Everybody has the right to be optimistic. Guys like me, who have spent their entire working lives reporting bad news, tend to be pessimists. It’s bad enough when you can see the finish line and get to guess who will arrive there first. It’s impossible to pick a winner when there is no finish line.

My father, the late J.A. (Al) McDonald used to say that whenever you’re in doubt about something, “drop back 10 yards and punt.” He meant that by kicking the ball as far as you could, it would give you time to figure out what to do before it came down.

Which is why cancelling auto racing for 2020 might – hell, would – be the best way to go.

Meantime, F1, NASCAR, IndyCar, the World of Outlaws and just about everybody else in auto racing is involved with iracing.com in virtual racing.
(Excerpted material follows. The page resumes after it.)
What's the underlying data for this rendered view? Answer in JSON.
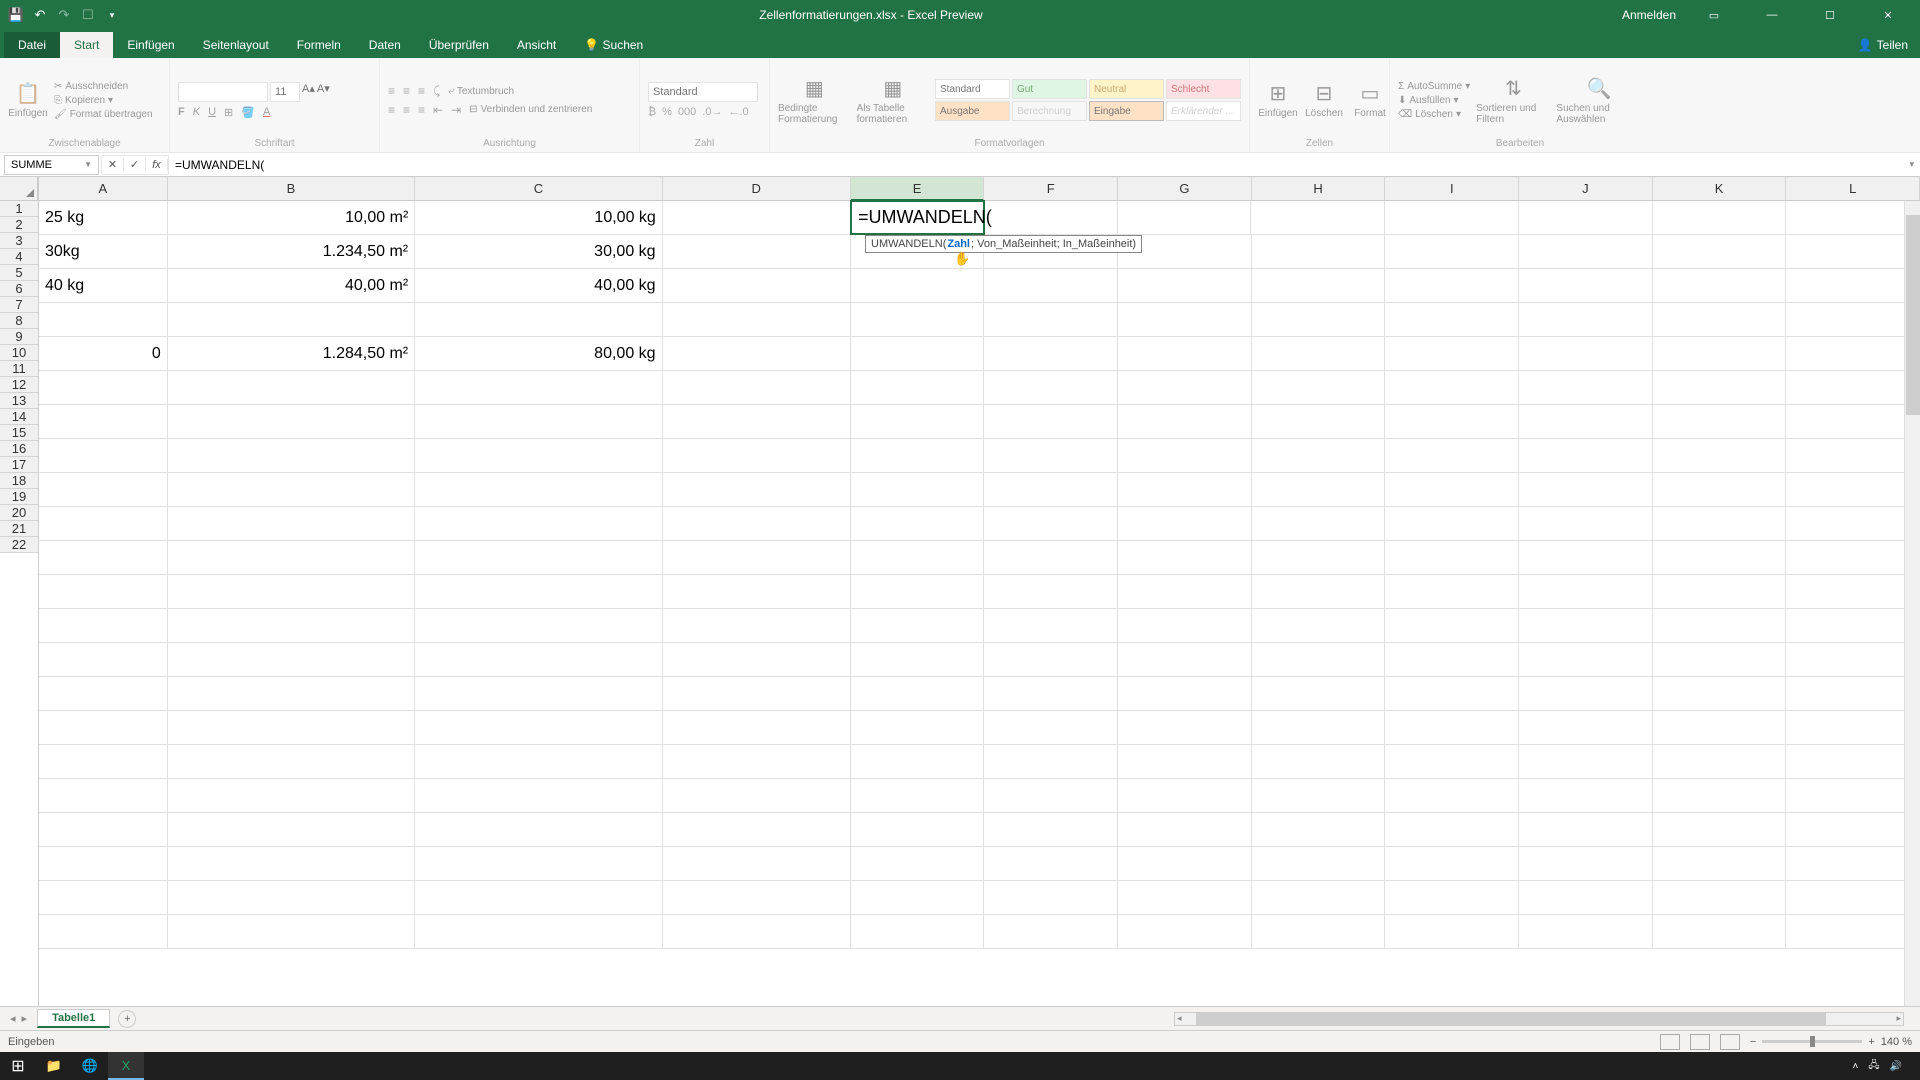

The drivers sit at home in their simulators and “race” against each other at famous race tracks.

I know some people think this is swell but I don’t. Simulated racing is terrific when you do it – it’s great fun – but boring to watch after awhile because it isn’t real. I watched an IndyCar “race” from “Watkins Glen” on Saturday and found it interesting for 10 minutes and then went off to do something else. Leigh Diffey, Townsend Bell and Paul Tracy were doing their schtick, just like it was a real race, but the banter was awkward. And at one point, Scott Speed spun out and stalled his car. He was going to have to refresh or reboot his game, so while I was watching him sitting there, his car just disappeared from the screen.

NASCAR had a “race” from “Texas Motor Speedway” on Sunday, which I watched – again, for 10 minutes. They didn’t try to make it into a real race; Jeff Gordon interviewed Clint Bowyer, and others, in their living rooms. Dale Earnhardt Jr. made a “comeback” to race in the Cup series. The TV networks are desperate for programming, though, so FOX and TSN carried the NASCAR race, in which NASCAR Pinty’s Series racer Alex Labbe made an impression.

For the record, Timmy Hill won the NASCAR race Sunday and Sage Karam was first in the IndyCar race Saturday.